Des outils comme dcode.fr gèrent ces situations. Vous collez le texte mal tapé, sélectionnez la disposition source (celle du clavier physique) et la disposition cible (celle que vous vouliez utiliser), et l’outil recalcule chaque caractère selon les tables de correspondance. Il couvre les dispositions QWERTY, AZERTY, mais aussi les variantes Mac et Android, ce qui couvre la plupart des configurations rencontrées en pratique.

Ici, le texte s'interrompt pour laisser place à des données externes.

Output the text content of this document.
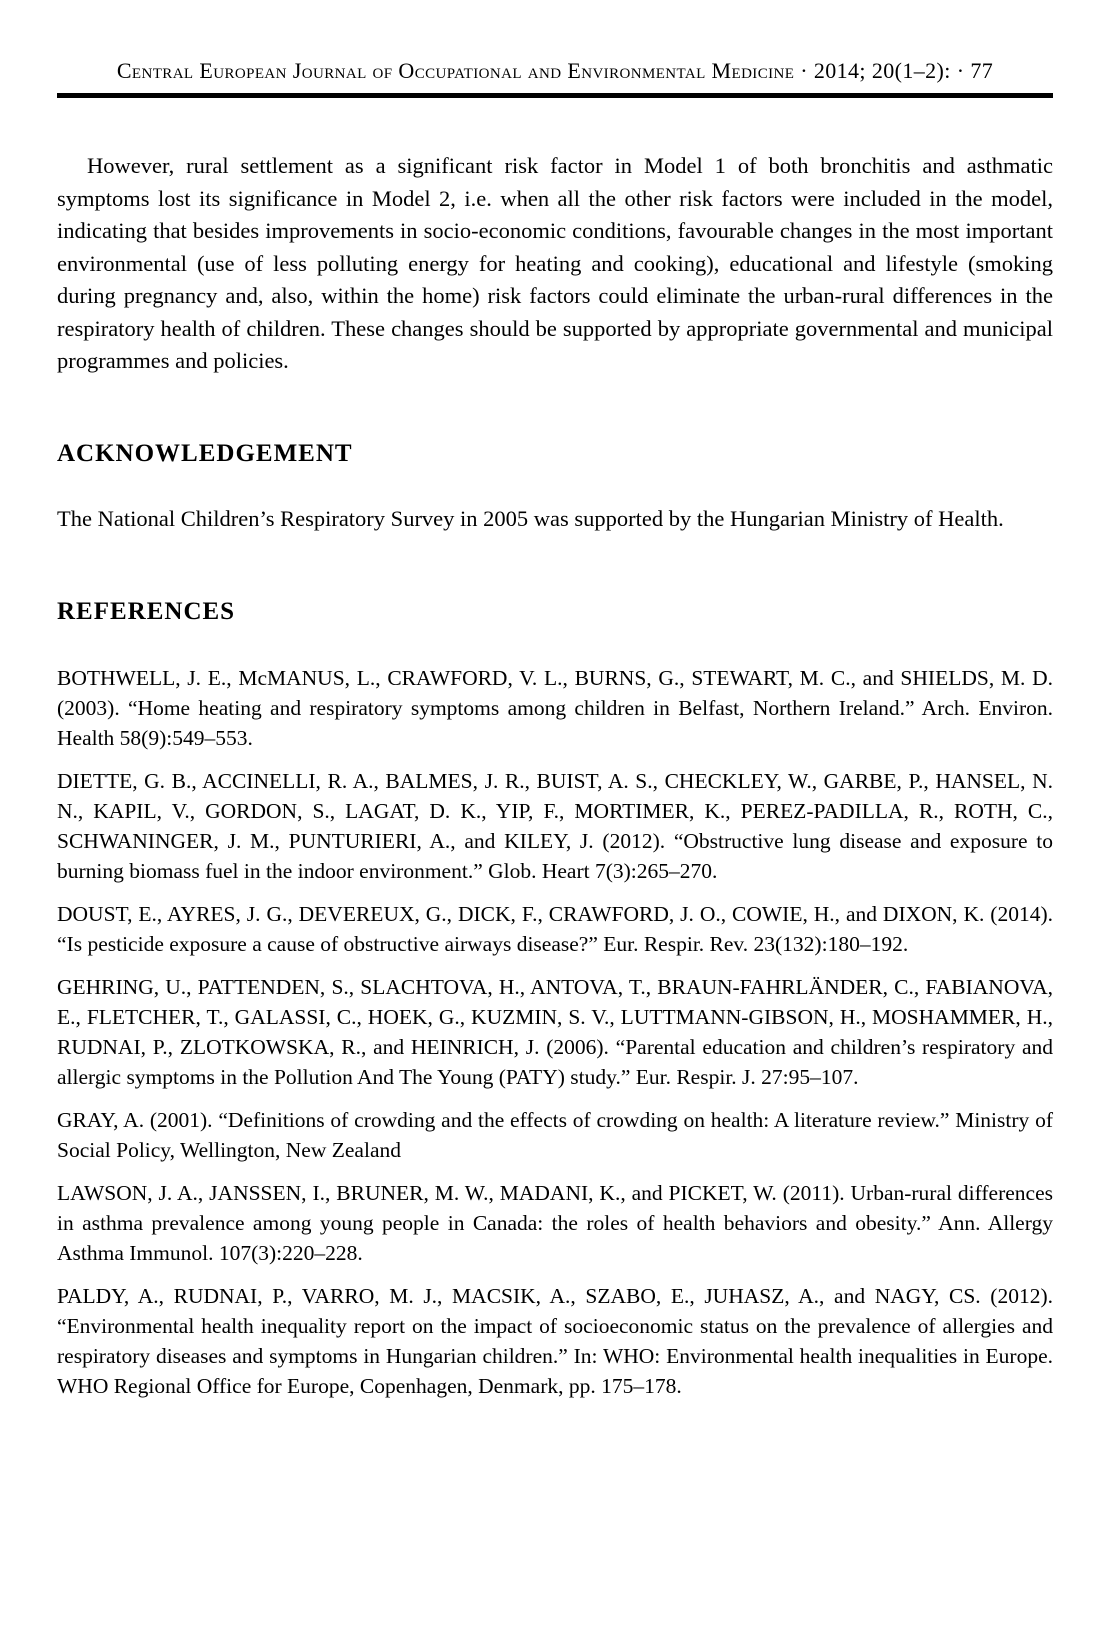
Central European Journal of Occupational and Environmental Medicine · 2014; 20(1–2): · 77

However, rural settlement as a significant risk factor in Model 1 of both bronchitis and asthmatic symptoms lost its significance in Model 2, i.e. when all the other risk factors were included in the model, indicating that besides improvements in socio-economic conditions, favourable changes in the most important environmental (use of less polluting energy for heating and cooking), educational and lifestyle (smoking during pregnancy and, also, within the home) risk factors could eliminate the urban-rural differences in the respiratory health of children. These changes should be supported by appropriate governmental and municipal programmes and policies.

ACKNOWLEDGEMENT

The National Children’s Respiratory Survey in 2005 was supported by the Hungarian Ministry of Health.

REFERENCES

BOTHWELL, J. E., McMANUS, L., CRAWFORD, V. L., BURNS, G., STEWART, M. C., and SHIELDS, M. D. (2003). “Home heating and respiratory symptoms among children in Belfast, Northern Ireland.” Arch. Environ. Health 58(9):549–553.

DIETTE, G. B., ACCINELLI, R. A., BALMES, J. R., BUIST, A. S., CHECKLEY, W., GARBE, P., HANSEL, N. N., KAPIL, V., GORDON, S., LAGAT, D. K., YIP, F., MORTIMER, K., PEREZ-PADILLA, R., ROTH, C., SCHWANINGER, J. M., PUNTURIERI, A., and KILEY, J. (2012). “Obstructive lung disease and exposure to burning biomass fuel in the indoor environment.” Glob. Heart 7(3):265–270.

DOUST, E., AYRES, J. G., DEVEREUX, G., DICK, F., CRAWFORD, J. O., COWIE, H., and DIXON, K. (2014). “Is pesticide exposure a cause of obstructive airways disease?” Eur. Respir. Rev. 23(132):180–192.

GEHRING, U., PATTENDEN, S., SLACHTOVA, H., ANTOVA, T., BRAUN-FAHRLÄNDER, C., FABIANOVA, E., FLETCHER, T., GALASSI, C., HOEK, G., KUZMIN, S. V., LUTTMANN-GIBSON, H., MOSHAMMER, H., RUDNAI, P., ZLOTKOWSKA, R., and HEINRICH, J. (2006). “Parental education and children’s respiratory and allergic symptoms in the Pollution And The Young (PATY) study.” Eur. Respir. J. 27:95–107.

GRAY, A. (2001). “Definitions of crowding and the effects of crowding on health: A literature review.” Ministry of Social Policy, Wellington, New Zealand

LAWSON, J. A., JANSSEN, I., BRUNER, M. W., MADANI, K., and PICKET, W. (2011). Urban-rural differences in asthma prevalence among young people in Canada: the roles of health behaviors and obesity.” Ann. Allergy Asthma Immunol. 107(3):220–228.

PALDY, A., RUDNAI, P., VARRO, M. J., MACSIK, A., SZABO, E., JUHASZ, A., and NAGY, CS. (2012). “Environmental health inequality report on the impact of socioeconomic status on the prevalence of allergies and respiratory diseases and symptoms in Hungarian children.” In: WHO: Environmental health inequalities in Europe. WHO Regional Office for Europe, Copenhagen, Denmark, pp. 175–178.
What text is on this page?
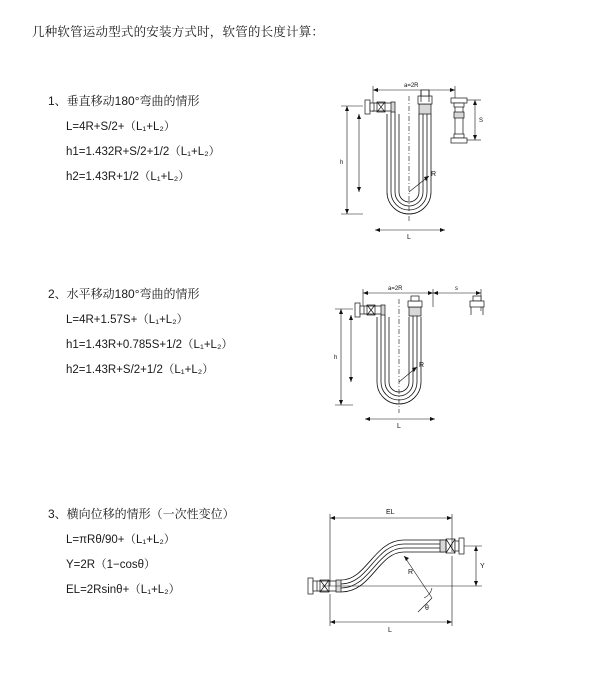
几种软管运动型式的安装方式时，软管的长度计算：
1、垂直移动180°弯曲的情形
L=4R+S/2+（L₁+L₂）
h1=1.432R+S/2+1/2（L₁+L₂）
h2=1.43R+1/2（L₁+L₂）
a=2R
S
h
R
L
2、水平移动180°弯曲的情形
L=4R+1.57S+（L₁+L₂）
h1=1.43R+0.785S+1/2（L₁+L₂）
h2=1.43R+S/2+1/2（L₁+L₂）
a=2R	s
h
R
L
3、横向位移的情形（一次性变位）
L=πRθ/90+（L₁+L₂）
Y=2R（1−cosθ）
EL=2Rsinθ+（L₁+L₂）
EL
Y
R
θ
L
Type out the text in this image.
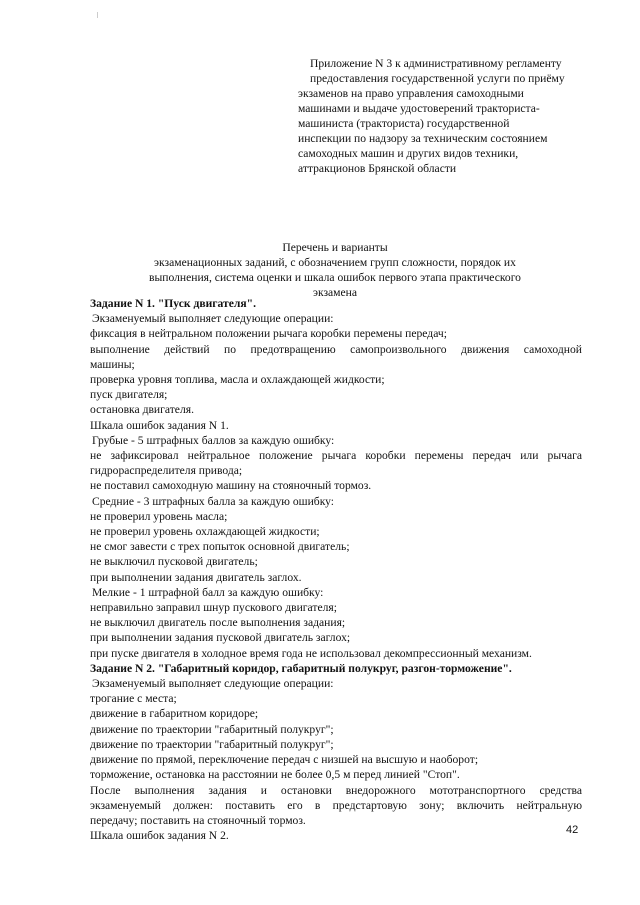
Приложение N 3 к административному регламенту
предоставления государственной услуги по приёму
экзаменов на право управления самоходными
машинами и выдаче удостоверений тракториста-
машиниста (тракториста) государственной
инспекции по надзору за техническим состоянием
самоходных машин и других видов техники,
аттракционов Брянской области
Перечень и варианты
экзаменационных заданий, с обозначением групп сложности, порядок их
выполнения, система оценки и шкала ошибок первого этапа практического
экзамена
Задание N 1. "Пуск двигателя".
Экзаменуемый выполняет следующие операции:
фиксация в нейтральном положении рычага коробки перемены передач;
выполнение действий по предотвращению самопроизвольного движения самоходной
машины;
проверка уровня топлива, масла и охлаждающей жидкости;
пуск двигателя;
остановка двигателя.
Шкала ошибок задания N 1.
Грубые - 5 штрафных баллов за каждую ошибку:
не зафиксировал нейтральное положение рычага коробки перемены передач или рычага
гидрораспределителя привода;
не поставил самоходную машину на стояночный тормоз.
Средние - 3 штрафных балла за каждую ошибку:
не проверил уровень масла;
не проверил уровень охлаждающей жидкости;
не смог завести с трех попыток основной двигатель;
не выключил пусковой двигатель;
при выполнении задания двигатель заглох.
Мелкие - 1 штрафной балл за каждую ошибку:
неправильно заправил шнур пускового двигателя;
не выключил двигатель после выполнения задания;
при выполнении задания пусковой двигатель заглох;
при пуске двигателя в холодное время года не использовал декомпрессионный механизм.
Задание N 2. "Габаритный коридор, габаритный полукруг, разгон-торможение".
Экзаменуемый выполняет следующие операции:
трогание с места;
движение в габаритном коридоре;
движение по траектории "габаритный полукруг";
движение по траектории "габаритный полукруг";
движение по прямой, переключение передач с низшей на высшую и наоборот;
торможение, остановка на расстоянии не более 0,5 м перед линией "Стоп".
После выполнения задания и остановки внедорожного мототранспортного средства
экзаменуемый должен: поставить его в предстартовую зону; включить нейтральную
передачу; поставить на стояночный тормоз.
Шкала ошибок задания N 2.	42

Ce traitement se fait entièrement dans le navigateur, sans envoi vers un serveur externe. Vos mots de passe ou textes confidentiels ne transitent nulle part. En revanche, ces outils corrigent uniquement les décalages de disposition : si vous avez fait une faute de frappe classique (une lettre pour une autre sur le même clavier), le convertisseur ne la détecte pas.
Taper durablement sur un clavier étranger sans se perdre
Si vous utilisez régulièrement un clavier physiquement QWERTY avec une disposition AZERTY configurée dans l’OS – ou l’inverse – la solution la plus durable reste de configurer l’OS correctement plutôt que de convertir vos textes après coup. Le convertisseur est un filet de sécurité, pas une méthode de travail.
Pour les situations ponctuelles, mémoriser les quelques touches qui diffèrent suffit amplement. Les échanges Q/A, W/Z et le repositionnement du M représentent l’essentiel des erreurs. Une étiquette autocollante repositionnable sur ces quatre ou cinq touches élimine 90 % des confusions sans modifier le matériel. Certains utilisateurs qui jonglent entre plusieurs périphériques clavier adoptent cette méthode pour éviter les confusions en déplacement.
Les limites des convertisseurs apparaissent rapidement dans les cas complexes : un texte mixte avec des mots anglais et français mal tapés, ou des caractères spéciaux dont la position diffère selon la version du système, produisent des résultats partiellement corrects. Dans ces cas, reprendre le texte à la main reste souvent plus rapide. La vraie solution à la confusion QWERTY/AZERTY se règle en amont, dans les paramètres – pas en aval, dans un outil de correction.